I. FACTUAL BACKGROUND
The Retirees were employed by Sears at a Retail Distribution Center (“RDC”) in Birmingham, Alabama. In the fall of 1989, the Retirees were informed that Sears planned to convert the RDC into a Home Delivery Center (“HDC”), which would substantially reduce the number of jobs available. A severance incentive package (“the package”) was offered to encourage voluntary severance. Acceptance of the package required execution of a, release and waiver which precluded the retiring employee from bringing any action against Sears as a result of termination from employment with Sears. Each Retiree accepted the package, retired early, and received the promised severance benefits, which were more substantial than the benefits would have been had the Retiree not elected the package.
Thereafter, Sears changed its restructuring plans advising the remaining employees that instead of an HDC the RDC would be converted to a Cross-Dock Center, which required a work force somewhere in-between that needed for an RDC or HDC. All Retirees except Beacham asked for their jobs back, but were informed that no jobs were available. The Retirees then filed charges of age discrimination with the Equal Employment Opportunity Commission (“EEOC”), alleging that they accepted their packages and executed the releases under duress, and that misrepresentations were made to them by Sears. None of the Retirees has tendered his severance payments back to Sears.

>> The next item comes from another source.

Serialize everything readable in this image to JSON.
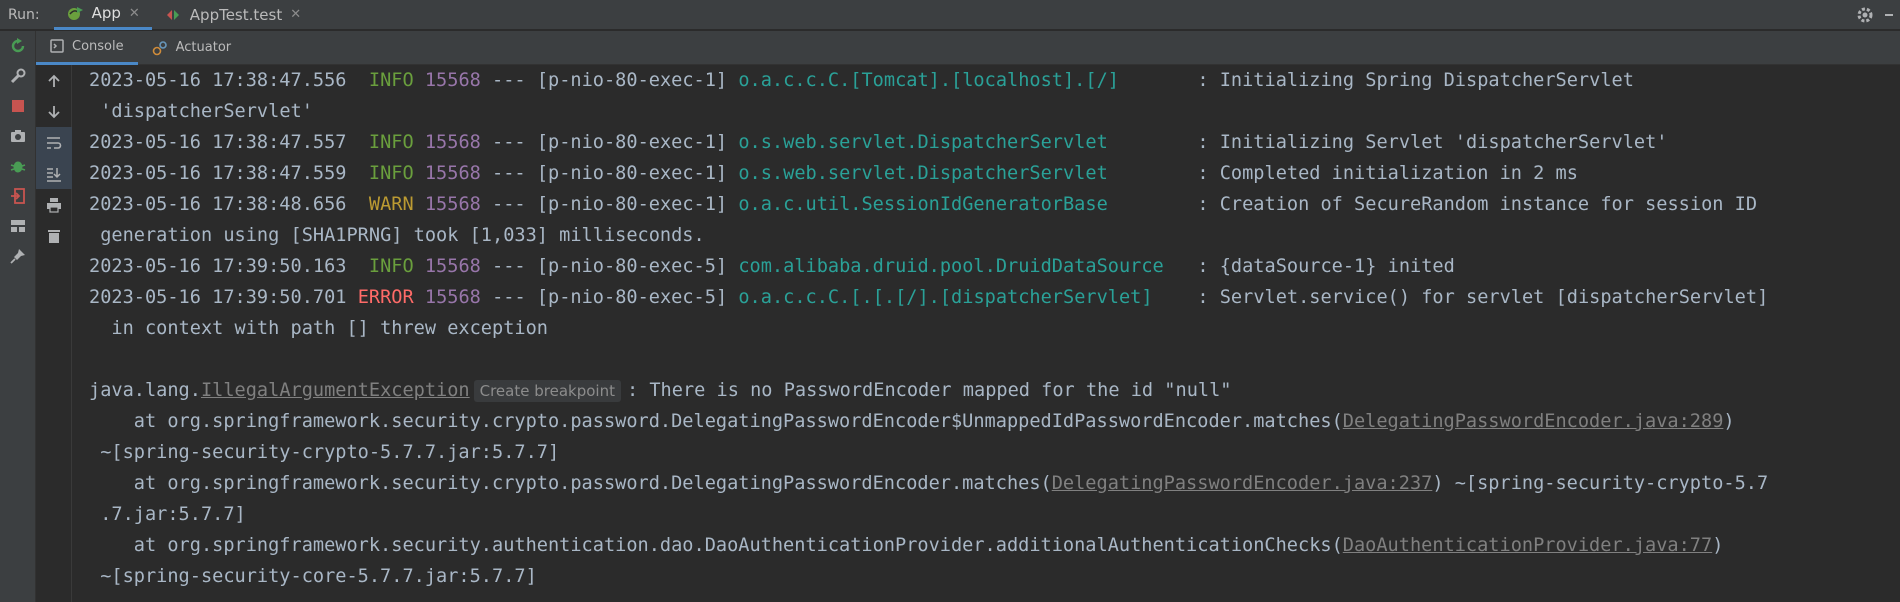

Instead, each has offered to offset any award received in his lawsuit by the amount of severance benefits accepted.
The Retirees’ complaint alleges a claim under the Age Discrimination in Employment Act, 29 U.S.C. §§ 621 et seq., as amended (“ADEA”), and several state law claims, including breach of contract and fraud. Sears filed a motion for summary judgment based upon the Retirees’ failure to unconditionally tender back the severance payments, arguing that even if questions of fact existed concerning the validity of the releases because of fraud and duress, the Retirees ratified the releases by retaining the benefits. The district court denied Sears’ motion on the grounds that genuine issues of material fact existed and that the Retirees’ offer to offset any award was sufficient tender. Sears filed a motion asking the district court to certify its order for interlocutory appeal; it was denied. Shortly thereafter, the Fifth Circuit issued its opinion in Grillet v. Sears, Roebuck & Co., 927 F.2d 217 (5th Cir.1991), which resolved in Sears’ favor issues identical to those presented in this case. Sears filed a motion asking the district court to reconsider its order denying summary judgment in light of Grillet; it was denied. Sears then perfected its appeal to this court.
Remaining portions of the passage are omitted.